L'infirmière pose une boîte rectangulaire ainsi qu'un paquet grossièrement emballé sur son comptoir.
– Quelqu'un a laissé ceci pour vous... ajoute-t-elle avec un haussement d'épaules. Ça avait l'air important.
J'hésite à récupérer le colis. Je suis toujours en colère contre Thomas, et je n'accepterai aucun cadeau – aussi merveilleux soit-il – de sa part.
J'ai beaucoup trop de fierté pour ça.
– C'était qui ? je demande avec suspicion.
– Aucune idée... répond la jeune femme avec une moue désolée. Elle portait une capuche pour cacher son visage. Je dis elle, parce qu'elle devait être plus petite que vous... et plus fine aussi.
Je m'efforce de conserver un visage impassible pour ne pas paraître offensée par sa remarque. Ma silhouette est absolument parfaite, et il faudrait être une brindille comme cette fichue championne pour être plus fine que moi.
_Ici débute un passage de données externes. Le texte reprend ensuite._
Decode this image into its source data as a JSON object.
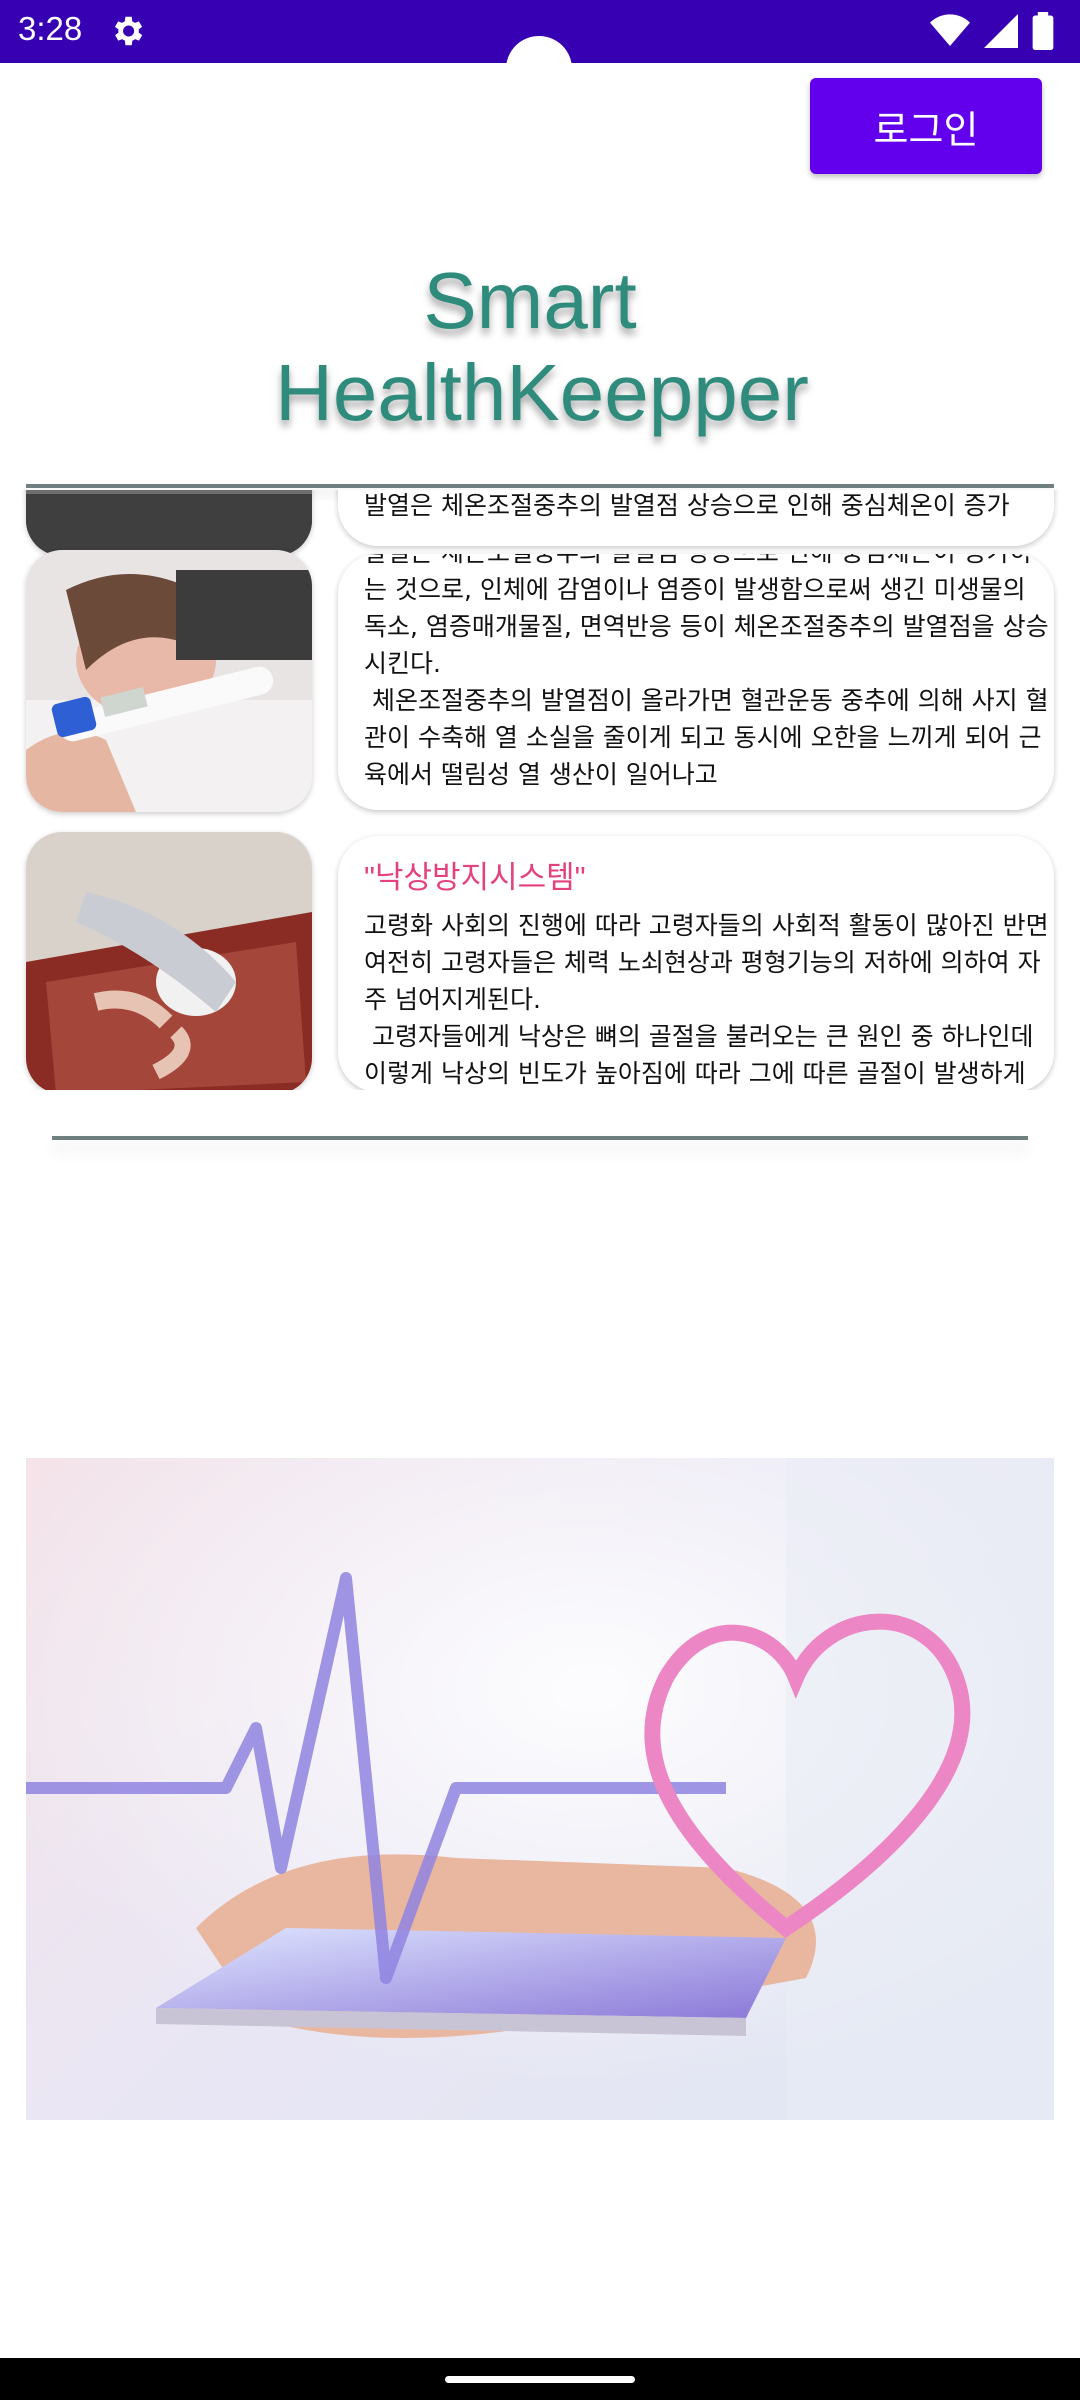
{
  "status": {
    "time": "3:28"
  },
  "header": {
    "login_label": "로그인",
    "title_line1": "Smart",
    "title_line2": "HealthKeepper"
  },
  "items": [
    {
      "title": "",
      "body": "…이하도 하지… 자세에 부합한 자극으로 신체의 체열 신호를 유지\n발열은 체온조절중추의 발열점 상승으로 인해 중심체온이 증가"
    },
    {
      "title": "",
      "body": "발열은 체온조절중추의 발열점 상승으로 인해 중심체온이 증가하는 것으로, 인체에 감염이나 염증이 발생함으로써 생긴 미생물의 독소, 염증매개물질, 면역반응 등이 체온조절중추의 발열점을 상승시킨다.\n 체온조절중추의 발열점이 올라가면 혈관운동 중추에 의해 사지 혈관이 수축해 열 소실을 줄이게 되고 동시에 오한을 느끼게 되어 근육에서 떨림성 열 생산이 일어나고"
    },
    {
      "title": "\"낙상방지시스템\"",
      "body": "고령화 사회의 진행에 따라 고령자들의 사회적 활동이 많아진 반면 여전히 고령자들은 체력 노쇠현상과 평형기능의 저하에 의하여 자주 넘어지게된다.\n 고령자들에게 낙상은 뼈의 골절을 불러오는 큰 원인 중 하나인데 이렇게 낙상의 빈도가 높아짐에 따라 그에 따른 골절이 발생하게 되고 경우에 따라 합병증이 생기게 된다"
    }
  ],
  "colors": {
    "status_bar": "#3700b3",
    "login_button": "#6200ee",
    "title": "#2f8c7c",
    "item_title": "#e4417f"
  }
}
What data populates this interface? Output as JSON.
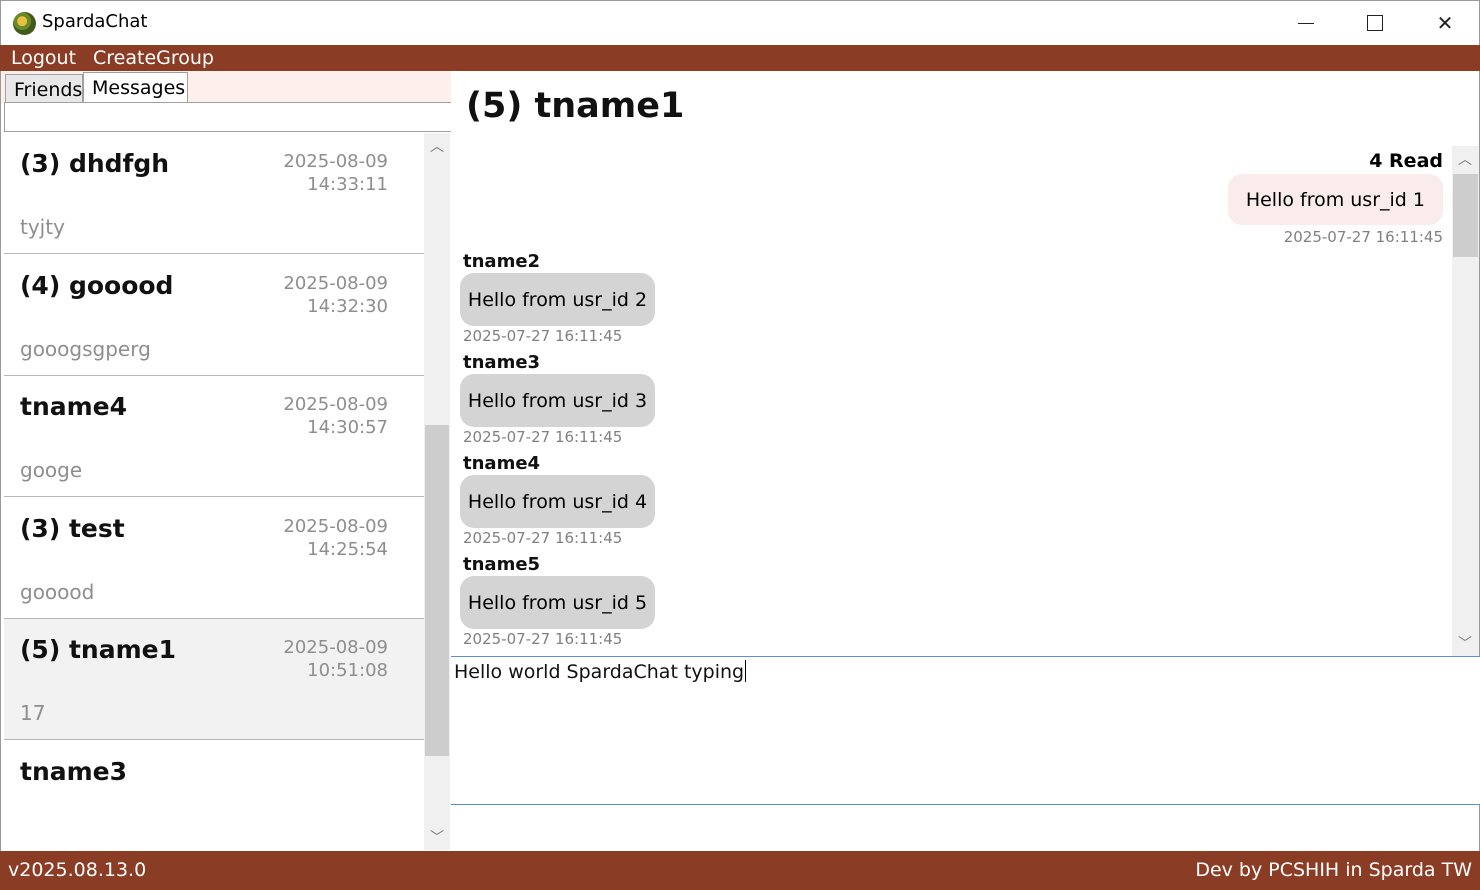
{
  "window": {
    "title": "SpardaChat"
  },
  "menu": {
    "logout": "Logout",
    "create_group": "CreateGroup"
  },
  "tabs": {
    "friends": "Friends",
    "messages": "Messages"
  },
  "chat_list": [
    {
      "name": "(3) dhdfgh",
      "date": "2025-08-09",
      "time": "14:33:11",
      "preview": "tyjty"
    },
    {
      "name": "(4) gooood",
      "date": "2025-08-09",
      "time": "14:32:30",
      "preview": "gooogsgperg"
    },
    {
      "name": "tname4",
      "date": "2025-08-09",
      "time": "14:30:57",
      "preview": "googe"
    },
    {
      "name": "(3) test",
      "date": "2025-08-09",
      "time": "14:25:54",
      "preview": "gooood"
    },
    {
      "name": "(5) tname1",
      "date": "2025-08-09",
      "time": "10:51:08",
      "preview": "17"
    },
    {
      "name": "tname3",
      "date": "",
      "time": "",
      "preview": ""
    }
  ],
  "conversation": {
    "title": "(5) tname1",
    "read_label": "4 Read",
    "outgoing": {
      "text": "Hello from usr_id 1",
      "time": "2025-07-27 16:11:45"
    },
    "incoming": [
      {
        "sender": "tname2",
        "text": "Hello from usr_id 2",
        "time": "2025-07-27 16:11:45"
      },
      {
        "sender": "tname3",
        "text": "Hello from usr_id 3",
        "time": "2025-07-27 16:11:45"
      },
      {
        "sender": "tname4",
        "text": "Hello from usr_id 4",
        "time": "2025-07-27 16:11:45"
      },
      {
        "sender": "tname5",
        "text": "Hello from usr_id 5",
        "time": "2025-07-27 16:11:45"
      }
    ],
    "input_value": "Hello world SpardaChat typing"
  },
  "status": {
    "version": "v2025.08.13.0",
    "credit": "Dev by PCSHIH in Sparda TW"
  },
  "colors": {
    "brand": "#8b3c24",
    "tab_strip": "#fcefec",
    "bubble_out": "#f9ecea",
    "bubble_in": "#d4d4d4"
  }
}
J'écarquille les yeux à cette idée et m'empresse de prendre les mystérieux paquets pour les ouvrir un peu plus loin, à l'abri des regards.
– Commençons par le plus petit... je souffle en sentant mon cœur s'emballer.
Mon intuition se révèle être la bonne. Le coffret rectangulaire ressemble par bien des aspects à une boîte à bijoux. Il contient huit emplacements de formes différentes, destinés à contenir des petits objets bien spécifiques.
Le premier est d'ailleurs déjà occupé par un cercle métallique vert sur lequel est joliment gravé un arbre de vie.
– Le Badge Racine... je murmure en sentant ma gorge se nouer. Elle me l'a finalement donné.
Les larmes se mettent à ruisseler le long de mes joues. J'ai l'impression de ne faire que pleurer, depuis que je suis partie de chez moi. Mais ces larmes-ci ne sont pas des larmes de tristesse ni de désespoir.
Ce sont des larmes de soulagement.
– Tout n'est pas encore terminé.
Je referme mon coffret avec précaution et le range soigneusement de la poche intérieure de mon sac à dos. S'il y a bien un objet auquel je dois faire attention, c'est celui-ci.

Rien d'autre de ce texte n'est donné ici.